Les policiers narbonnais sont en colère. Depuis le 1er septembre dernier, une directive européenne est entrée en vigueur imposant onze heures de repos entre deux prises de fonction. La conséquence de cette application : ne plus pouvoir bénéficier d’un week-end sur deux de repos ou bien tronqué.
Pour montrer leur désarroi face à cette situation, ils se sont rassemblés ce matin devant la sous préfecture de l’Aude.

Aujourd'hui il y a peu de citoyens qui peuvent dire qu'ils n'ont qu'un week-end de repos sur six, et encore si ce week-end là vous n'êtes pas rappelés 


Ces nouveaux rythmes horaires, ils les qualifient de dévastateur. Selon eux, c’est cette situation qui amène progressivement les agents au burn-out. Ils évoquent une vie familiale dégradée. 

Le reportage de Jean-Michel Escafre et Marie-Laure Lejeune 

Policiers de Narbonne : « les rythmes de travail amènent progressivement les agents au burn-out »
Après la mise en place de nouveaux cycles horaires début septembre, les policiers audois parlent de rythme de travail dévastateur, qui amène progressivement les agents au burn-out. Ils se sont rassemblés ce lundi matin devant la sous-préfecture de Narbonne, dans l’Aude. - France 3 LR - Jean Michel Escafre et Marie Laure Lejeune


À cette réalité des rythmes de travail s'ajoute celle de locaux inadaptés et un manque d'effectifs. Deux policiers supplémentaires seraient nécessaires.

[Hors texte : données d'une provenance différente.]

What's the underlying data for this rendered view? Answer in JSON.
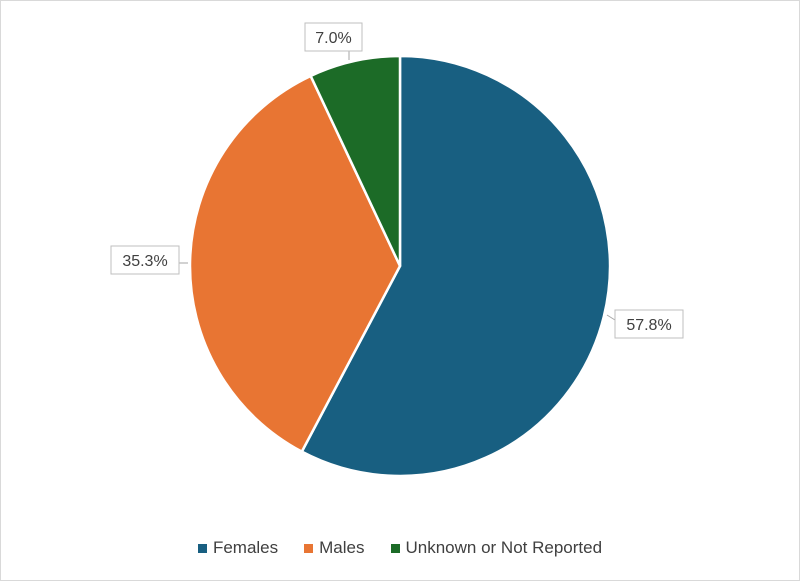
{
  "chart_data": {
    "type": "pie",
    "categories": [
      "Females",
      "Males",
      "Unknown or Not Reported"
    ],
    "values": [
      57.8,
      35.3,
      7.0
    ],
    "data_labels": [
      "57.8%",
      "35.3%",
      "7.0%"
    ],
    "colors": [
      "#185f81",
      "#e87533",
      "#1c6b27"
    ],
    "start_angle_deg": 0,
    "direction": "clockwise",
    "legend_position": "bottom"
  }
}
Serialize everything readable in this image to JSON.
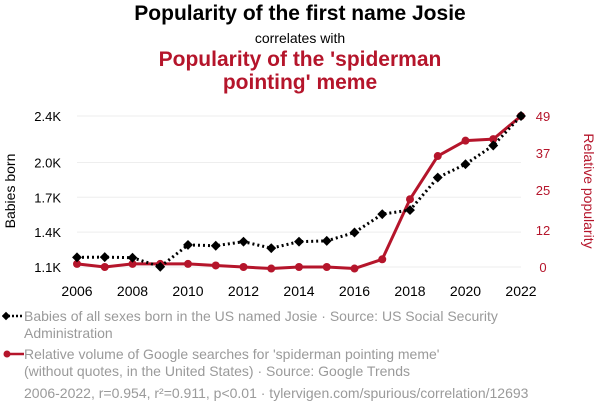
{
  "header": {
    "title": "Popularity of the first name Josie",
    "subtitle": "correlates with",
    "title2_line1": "Popularity of the 'spiderman",
    "title2_line2": "pointing' meme"
  },
  "legend": {
    "series1_line1": "Babies of all sexes born in the US named Josie · Source: US Social Security",
    "series1_line2": "Administration",
    "series2_line1": "Relative volume of Google searches for 'spiderman pointing meme'",
    "series2_line2": "(without quotes, in the United States) · Source: Google Trends"
  },
  "footer": {
    "text": "2006-2022, r=0.954, r²=0.911, p<0.01 · tylervigen.com/spurious/correlation/12693"
  },
  "colors": {
    "series1": "#000000",
    "series2": "#b5152b"
  },
  "chart_data": {
    "type": "line",
    "x": [
      2006,
      2007,
      2008,
      2009,
      2010,
      2011,
      2012,
      2013,
      2014,
      2015,
      2016,
      2017,
      2018,
      2019,
      2020,
      2021,
      2022
    ],
    "xlabel": "",
    "xticks": [
      2006,
      2008,
      2010,
      2012,
      2014,
      2016,
      2018,
      2020,
      2022
    ],
    "y_left": {
      "label": "Babies born",
      "ticks": [
        1100,
        1400,
        1700,
        2000,
        2400
      ],
      "tick_labels": [
        "1.1K",
        "1.4K",
        "1.7K",
        "2.0K",
        "2.4K"
      ],
      "range": [
        1100,
        2400
      ]
    },
    "y_right": {
      "label": "Relative popularity",
      "ticks": [
        0,
        12,
        25,
        37,
        49
      ],
      "tick_labels": [
        "0",
        "12",
        "25",
        "37",
        "49"
      ],
      "range": [
        0,
        49
      ]
    },
    "series": [
      {
        "axis": "left",
        "style": "dotted",
        "marker": "diamond",
        "values": [
          1183,
          1185,
          1180,
          1102,
          1290,
          1283,
          1318,
          1262,
          1318,
          1325,
          1397,
          1555,
          1590,
          1870,
          1985,
          2146,
          2400
        ]
      },
      {
        "axis": "right",
        "style": "solid",
        "marker": "circle",
        "values": [
          1,
          0,
          1,
          1,
          1,
          0.5,
          0,
          -0.5,
          0,
          0,
          -0.5,
          2.5,
          22,
          36,
          41,
          41.5,
          49
        ]
      }
    ],
    "grid": true,
    "legend_position": "bottom"
  }
}
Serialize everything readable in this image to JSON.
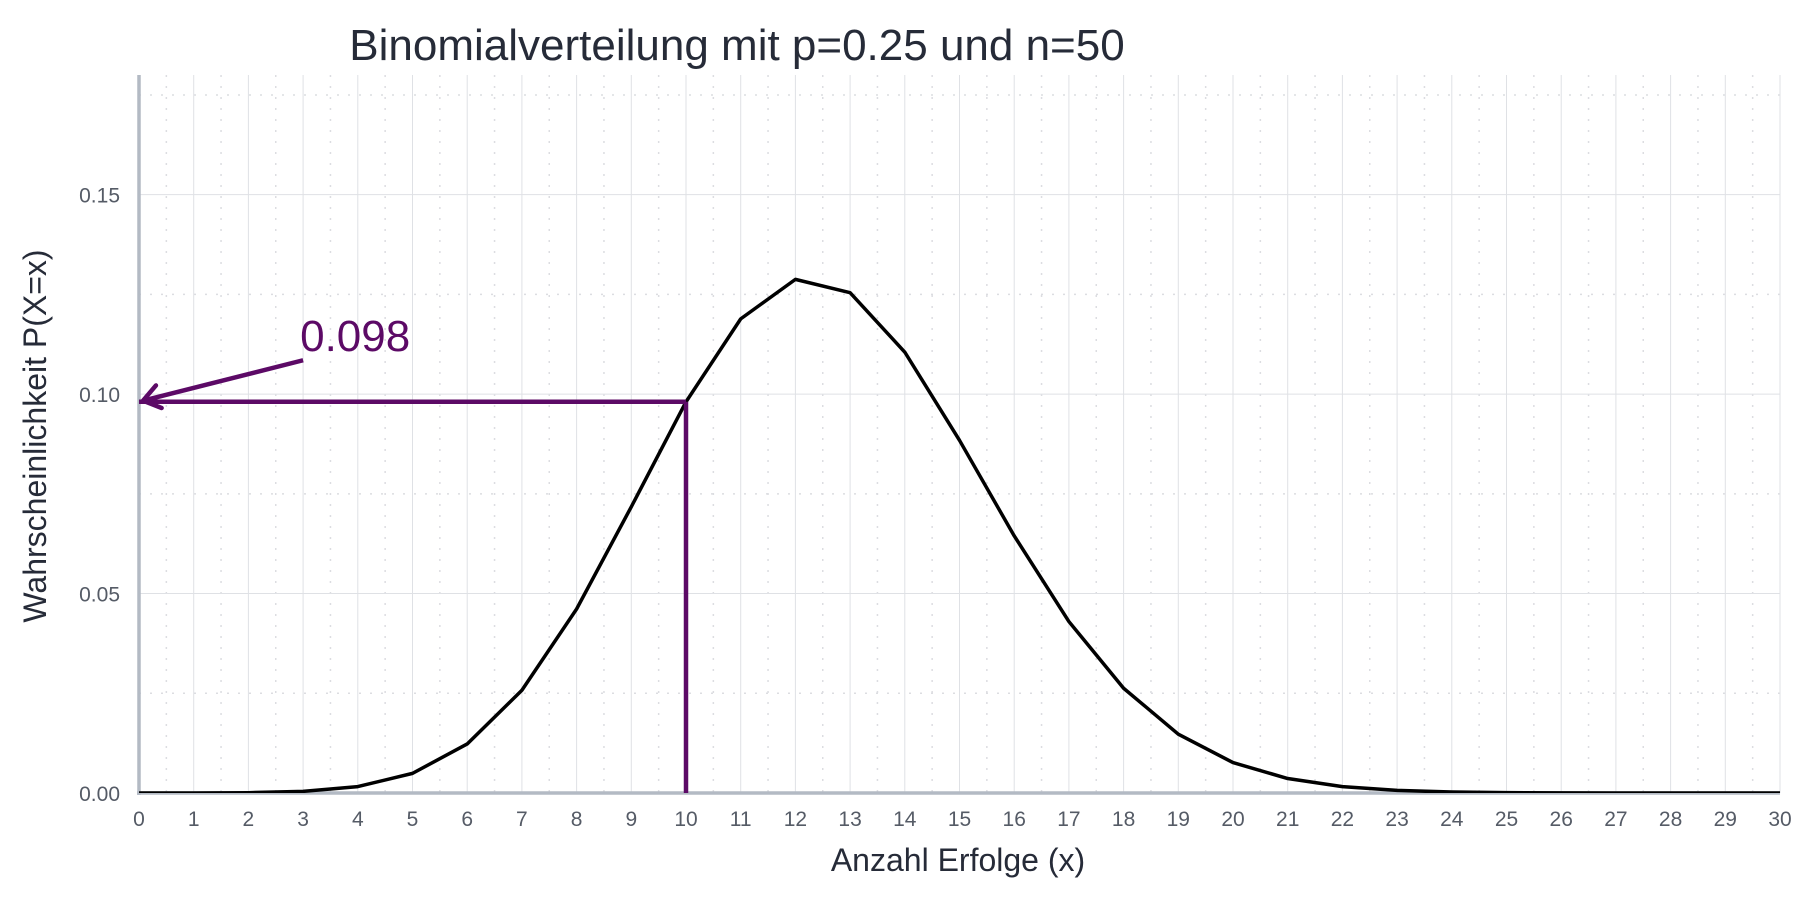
{
  "chart_data": {
    "type": "line",
    "title": "Binomialverteilung mit p=0.25 und n=50",
    "xlabel": "Anzahl Erfolge (x)",
    "ylabel": "Wahrscheinlichkeit P(X=x)",
    "xlim": [
      0,
      30
    ],
    "ylim": [
      0,
      0.18
    ],
    "x_ticks": [
      0,
      1,
      2,
      3,
      4,
      5,
      6,
      7,
      8,
      9,
      10,
      11,
      12,
      13,
      14,
      15,
      16,
      17,
      18,
      19,
      20,
      21,
      22,
      23,
      24,
      25,
      26,
      27,
      28,
      29,
      30
    ],
    "x_tick_labels": [
      "0",
      "1",
      "2",
      "3",
      "4",
      "5",
      "6",
      "7",
      "8",
      "9",
      "10",
      "11",
      "12",
      "13",
      "14",
      "15",
      "16",
      "17",
      "18",
      "19",
      "20",
      "21",
      "22",
      "23",
      "24",
      "25",
      "26",
      "27",
      "28",
      "29",
      "30"
    ],
    "y_ticks": [
      0,
      0.05,
      0.1,
      0.15
    ],
    "y_tick_labels": [
      "0.00",
      "0.05",
      "0.10",
      "0.15"
    ],
    "grid": true,
    "series": [
      {
        "x": [
          0,
          1,
          2,
          3,
          4,
          5,
          6,
          7,
          8,
          9,
          10,
          11,
          12,
          13,
          14,
          15,
          16,
          17,
          18,
          19,
          20,
          21,
          22,
          23,
          24,
          25,
          26,
          27,
          28,
          29,
          30
        ],
        "values": [
          6e-07,
          9.4e-06,
          7.68e-05,
          0.0004096,
          0.0016044,
          0.0049202,
          0.0122938,
          0.0257565,
          0.0461254,
          0.0717506,
          0.0980592,
          0.1188597,
          0.1287647,
          0.1254375,
          0.1105236,
          0.0884189,
          0.0644721,
          0.0429814,
          0.0262664,
          0.0147486,
          0.0076202,
          0.0036287,
          0.0015946,
          0.000647,
          0.0002426,
          8.41e-05,
          2.7e-05,
          8e-06,
          2.2e-06,
          6e-07,
          1e-07
        ],
        "color": "#000000"
      }
    ],
    "annotation": {
      "text": "0.098",
      "x": 10,
      "y": 0.0981,
      "text_x": 3,
      "text_y": 0.112,
      "color": "#5c0a66"
    }
  }
}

Une réunion entre syndicats policiers et services de l'état doit avoir lieu le 19 octobre  prochain. A noter une expérience positive au commissariat de Nîmes où l'aménagement des horaires a été modifié depuis octobre 2015, dans la ville gardoise, les fonctionnaires de police secours travaillent un week-end sur deux.